Subsequent detailed studies of concentration and speed of cooling behavior of Shpolskii systems by L. A. Nakhimovsky and coauthors led to a hypothesis that these systems are metastable segregational solid solutions formed when one or more chromophores replace two or more molecules in the host crystalline lattice. The solid state quasi-equilibrium solubility in most Shpolskii systems is very low. When the Shpolskii effect is manifested, the solid state solubility increases two to three orders of magnitude.[5][6] Isothermic annealing of the supersaturated rapidly frozen solutions of dibenzofuran in heptane was performed, and it was shown that the return of the metastable system to equilibrium in time reasonable for laboratory observation required the annealing temperature to be close to the melting temperature of the metastable frozen solution.[7] Thus the Shpolskii systems are an example of a persistent metastable state.

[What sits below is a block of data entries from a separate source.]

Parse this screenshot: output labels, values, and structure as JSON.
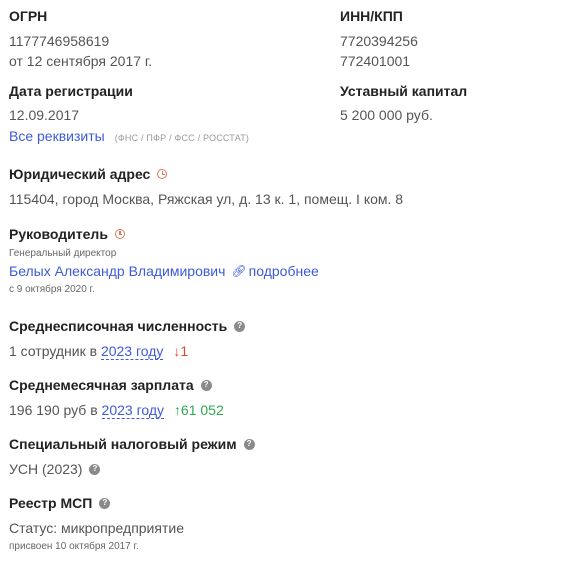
{
  "ogrn": {
    "label": "ОГРН",
    "value": "1177746958619",
    "date": "от 12 сентября 2017 г."
  },
  "inn_kpp": {
    "label": "ИНН/КПП",
    "inn": "7720394256",
    "kpp": "772401001"
  },
  "registration": {
    "label": "Дата регистрации",
    "value": "12.09.2017"
  },
  "capital": {
    "label": "Уставный капитал",
    "value": "5 200 000 руб."
  },
  "requisites": {
    "link": "Все реквизиты",
    "note": "(ФНС / ПФР / ФСС / РОССТАТ)"
  },
  "address": {
    "label": "Юридический адрес",
    "value": "115404, город Москва, Ряжская ул, д. 13 к. 1, помещ. I ком. 8",
    "icon": "clock-icon"
  },
  "director": {
    "label": "Руководитель",
    "position": "Генеральный директор",
    "name": "Белых Александр Владимирович",
    "more": "подробнее",
    "since": "с 9 октября 2020 г.",
    "icon": "clock-icon"
  },
  "headcount": {
    "label": "Среднесписочная численность",
    "value_prefix": "1 сотрудник в",
    "year": "2023 году",
    "change": "↓1",
    "change_color": "#d64b2b"
  },
  "salary": {
    "label": "Среднемесячная зарплата",
    "value_prefix": "196 190 руб в",
    "year": "2023 году",
    "change": "↑61 052",
    "change_color": "#2fa84f"
  },
  "tax": {
    "label": "Специальный налоговый режим",
    "value": "УСН (2023)"
  },
  "msp": {
    "label": "Реестр МСП",
    "status": "Статус: микропредприятие",
    "assigned": "присвоен 10 октября 2017 г."
  },
  "colors": {
    "link": "#3d5bd9",
    "clock": "#e07a5f",
    "help_icon": "#8a8a8a"
  }
}
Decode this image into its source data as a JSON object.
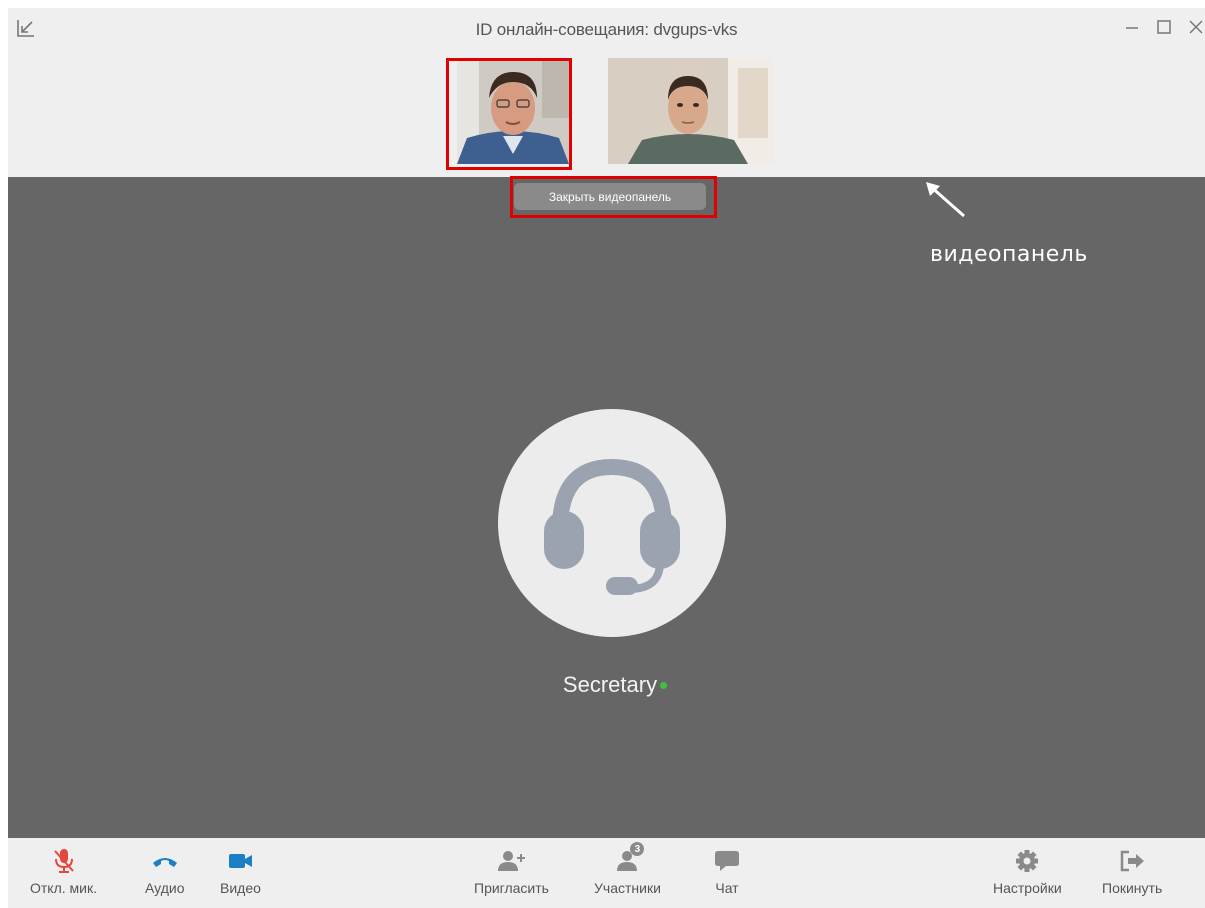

A good match between the chromophore and the host lattice leads to a uniform environment for all the chromophores and hence greatly reduces the inhomogeneous broadening of the electronic transition's pure electronic and vibronic lines. In addition to the weak inhomogeneous broadening of the transitions, the quasi-lines observed at very low temperatures are phonon-less transitions.[8] Since phonons originate in the lattice, an additional requirement is weak chromophore-lattice coupling. Weak coupling increases the probability of phonon-less transitions and hence favors the narrow zero phonon lines.[9] The weak coupling is usually expressed in terms of the Debye-Waller factor, where a maximum value of one indicates no coupling between the chromophore and the lattice phonons. The narrow lines characteristic of the Shpolskii systems are only observed at cryogenic temperatures because at higher temperatures many phonons are active in the lattice and all of the amplitude of the transition shifts to the broad phonon sideband. The original observation of the Shpolskii effect was made at liquid nitrogen temperature (77 kelvins), but using temperatures close to that of liquid helium (4.2 K) yields much sharper spectral lines and is the usual practice.
Low molecular weight normal alkanes absorb light at energies higher than the absorption of all pi-pi electronic transitions of aromatic hydrocarbons. They interact weakly with the chromophores and crystallize when frozen. The length of the alkanes is often chosen to approximately match at least one of the dimensions of the chromophore, and are usually in the size range between n-pentane and n-dodecane.